Doğanın bilgiyi saklamasının zarif bir biçimi süper-yoğun, düğümsüz bir fraktal. DNA’nın globüler bir yapıda olduğu ilk kez 1993 yılında New York Üniversitesi’nden Teorik Biyolog Alexander Grosberg tarafından önerilmişti.
1953 yılında Watson ve Crick’in genetik bilginin nasıl saklandığını ve kopyalandığını ortaya koymalarındaki gibi, DNA’nın 3 boyutlu yapısı da hücrede hangi DNA bölgelerinin proteine dönüştürüleceğini belirleyebileceğine yönelik işaretler veriyor.
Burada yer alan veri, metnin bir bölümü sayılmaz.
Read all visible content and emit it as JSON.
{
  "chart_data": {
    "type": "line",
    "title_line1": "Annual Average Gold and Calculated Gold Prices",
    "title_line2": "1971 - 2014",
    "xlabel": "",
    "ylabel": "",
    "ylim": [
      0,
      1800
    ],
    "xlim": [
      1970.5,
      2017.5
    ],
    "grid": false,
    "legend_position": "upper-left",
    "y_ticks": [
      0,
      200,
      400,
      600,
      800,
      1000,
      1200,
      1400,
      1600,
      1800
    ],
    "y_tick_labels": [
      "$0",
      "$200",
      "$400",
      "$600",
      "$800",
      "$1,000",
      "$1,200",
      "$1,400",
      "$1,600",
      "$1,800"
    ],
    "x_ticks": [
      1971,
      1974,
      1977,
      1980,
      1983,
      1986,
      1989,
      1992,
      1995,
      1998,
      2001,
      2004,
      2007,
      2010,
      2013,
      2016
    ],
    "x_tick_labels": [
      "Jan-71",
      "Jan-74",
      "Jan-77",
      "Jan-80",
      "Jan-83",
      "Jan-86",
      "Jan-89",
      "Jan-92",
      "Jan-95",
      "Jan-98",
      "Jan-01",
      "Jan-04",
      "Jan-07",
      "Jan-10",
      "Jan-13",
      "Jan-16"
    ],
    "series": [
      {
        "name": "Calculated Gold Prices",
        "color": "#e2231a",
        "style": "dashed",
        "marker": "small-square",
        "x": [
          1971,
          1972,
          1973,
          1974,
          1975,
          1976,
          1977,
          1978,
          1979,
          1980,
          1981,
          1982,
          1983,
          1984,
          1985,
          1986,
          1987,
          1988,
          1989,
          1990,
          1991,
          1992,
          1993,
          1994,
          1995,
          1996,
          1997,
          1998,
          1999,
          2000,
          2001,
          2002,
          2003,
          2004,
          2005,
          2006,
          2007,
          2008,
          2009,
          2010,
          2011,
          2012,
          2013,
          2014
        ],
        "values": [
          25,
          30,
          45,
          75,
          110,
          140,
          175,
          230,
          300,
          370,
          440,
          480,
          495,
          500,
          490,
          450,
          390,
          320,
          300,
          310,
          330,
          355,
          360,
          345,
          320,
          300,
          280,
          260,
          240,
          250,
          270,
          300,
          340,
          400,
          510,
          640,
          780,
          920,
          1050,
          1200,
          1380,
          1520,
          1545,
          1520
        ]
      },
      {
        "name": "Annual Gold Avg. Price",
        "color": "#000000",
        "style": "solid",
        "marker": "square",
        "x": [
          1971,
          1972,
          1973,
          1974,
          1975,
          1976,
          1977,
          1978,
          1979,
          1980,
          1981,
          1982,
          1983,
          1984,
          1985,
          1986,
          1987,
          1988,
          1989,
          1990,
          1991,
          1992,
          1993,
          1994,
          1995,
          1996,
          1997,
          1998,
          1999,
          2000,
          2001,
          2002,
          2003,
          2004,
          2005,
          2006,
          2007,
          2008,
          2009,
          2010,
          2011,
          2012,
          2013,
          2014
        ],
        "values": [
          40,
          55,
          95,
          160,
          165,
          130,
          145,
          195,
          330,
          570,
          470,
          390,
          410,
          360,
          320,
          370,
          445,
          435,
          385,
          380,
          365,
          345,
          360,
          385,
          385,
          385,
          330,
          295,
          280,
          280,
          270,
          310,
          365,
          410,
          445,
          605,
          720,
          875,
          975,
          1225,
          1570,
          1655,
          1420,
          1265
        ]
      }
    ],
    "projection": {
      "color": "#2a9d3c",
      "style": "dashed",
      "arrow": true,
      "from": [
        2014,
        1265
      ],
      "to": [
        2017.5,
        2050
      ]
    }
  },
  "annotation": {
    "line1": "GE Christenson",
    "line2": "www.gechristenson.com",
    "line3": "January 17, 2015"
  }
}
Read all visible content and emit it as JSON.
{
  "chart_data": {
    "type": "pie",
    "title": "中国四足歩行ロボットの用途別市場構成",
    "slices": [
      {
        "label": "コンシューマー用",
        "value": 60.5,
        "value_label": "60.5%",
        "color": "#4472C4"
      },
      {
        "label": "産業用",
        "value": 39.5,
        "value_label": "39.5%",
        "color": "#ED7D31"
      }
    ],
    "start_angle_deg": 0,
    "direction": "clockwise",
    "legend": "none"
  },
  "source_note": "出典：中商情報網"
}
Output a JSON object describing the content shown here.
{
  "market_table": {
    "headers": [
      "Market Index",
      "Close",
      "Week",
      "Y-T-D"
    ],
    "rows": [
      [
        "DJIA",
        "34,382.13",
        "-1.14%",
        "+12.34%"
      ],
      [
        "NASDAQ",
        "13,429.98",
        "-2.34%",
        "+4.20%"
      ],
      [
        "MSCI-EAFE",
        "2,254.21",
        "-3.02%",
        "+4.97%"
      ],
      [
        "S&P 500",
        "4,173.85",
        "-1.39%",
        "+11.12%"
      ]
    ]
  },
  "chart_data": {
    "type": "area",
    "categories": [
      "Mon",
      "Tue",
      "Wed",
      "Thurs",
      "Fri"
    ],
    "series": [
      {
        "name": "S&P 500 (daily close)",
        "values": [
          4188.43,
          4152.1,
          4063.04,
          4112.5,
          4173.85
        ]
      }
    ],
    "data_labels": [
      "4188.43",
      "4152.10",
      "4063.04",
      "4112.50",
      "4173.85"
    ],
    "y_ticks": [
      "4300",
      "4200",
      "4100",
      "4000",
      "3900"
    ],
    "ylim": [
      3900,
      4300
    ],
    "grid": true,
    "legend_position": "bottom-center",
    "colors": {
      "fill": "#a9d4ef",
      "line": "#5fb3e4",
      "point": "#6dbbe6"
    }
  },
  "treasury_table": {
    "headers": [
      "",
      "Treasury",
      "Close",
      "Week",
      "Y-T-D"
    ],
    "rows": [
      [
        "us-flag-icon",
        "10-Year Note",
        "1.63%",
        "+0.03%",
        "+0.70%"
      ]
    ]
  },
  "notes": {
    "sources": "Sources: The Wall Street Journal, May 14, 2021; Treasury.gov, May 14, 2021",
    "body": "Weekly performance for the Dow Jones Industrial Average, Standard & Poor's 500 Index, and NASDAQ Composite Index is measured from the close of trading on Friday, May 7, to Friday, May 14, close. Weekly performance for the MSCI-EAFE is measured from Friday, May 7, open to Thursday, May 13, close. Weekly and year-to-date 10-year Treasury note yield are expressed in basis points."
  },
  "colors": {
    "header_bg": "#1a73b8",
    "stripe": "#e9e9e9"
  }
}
Çalışmanın eş yürütücüsü Erez Lieberman-Aiden bu yapının genlerin nasıl açılıp kapandığına yönelik önemli bilgiler sunacağı görüşünde. Örneğin, elde edilen globüler model üzerine kurulan bilgisayar simülasyonlarında bu yapının kimyasal olarak modifiye edilebilirliğine yönelik bilgilere ulaşılmış durumda.
Geçmişte birçok bilim insanı DNA’nın “eşitlik globülü” olarak adlandırılan bir model üzerine çalışmıştır. Fakat bu yapının kolaylıkla düğümlenebilir olduğu ve fiziksel olarak zor hareket edebilmesiyle ilgili saptamalarda bulundular.
Genomun yapısını deşifre etmeye yarayan Hi-C tekniği, tekil olarak genlerin birbirine yakınlığını inceleyebiliyor. Çalışmayı gerçekleştirenler önce hücre çekirdeğinde bulunan DNA ipliklerini bir arada tutabilmek için formaldehit kullandılar. Daha sonra DNA’yı parçalayıp küçük parçalara ayırarak komşu segmentleri belirlediler. DNA küçük halkacıklar halinde tekrar birleştirildikten sonra paralel DNA sekanslama aşamasına geçildi.
Liberman ve diğer eş yazar Aiden elde ettikleri verinin bir fraktal globül oluşturduğunu gösterdiler. Bu aşamadan sonra bu hipotezi doğrulamak adına bir dizi bilgisayar simülasyonu gerçekleştirildi.
Çalışmayı gerçekleştirenler, gelecekte genomun 3 boyutlu organizasyonunun nasıl bir süreçle organize olduğunu belirleyip bunu hücreleri yeniden programlama ve kök hücre çalışmalarına aktarmayı deneyecekler.
Kaynak
Erez Lieberman-Aiden et al. , “Comprehensive Mapping of Long-Range Interactions Reveals Folding Principles of the Human Genome”, Science 9 October 2009, Vol. 326. no. 5950, pp. 289-293.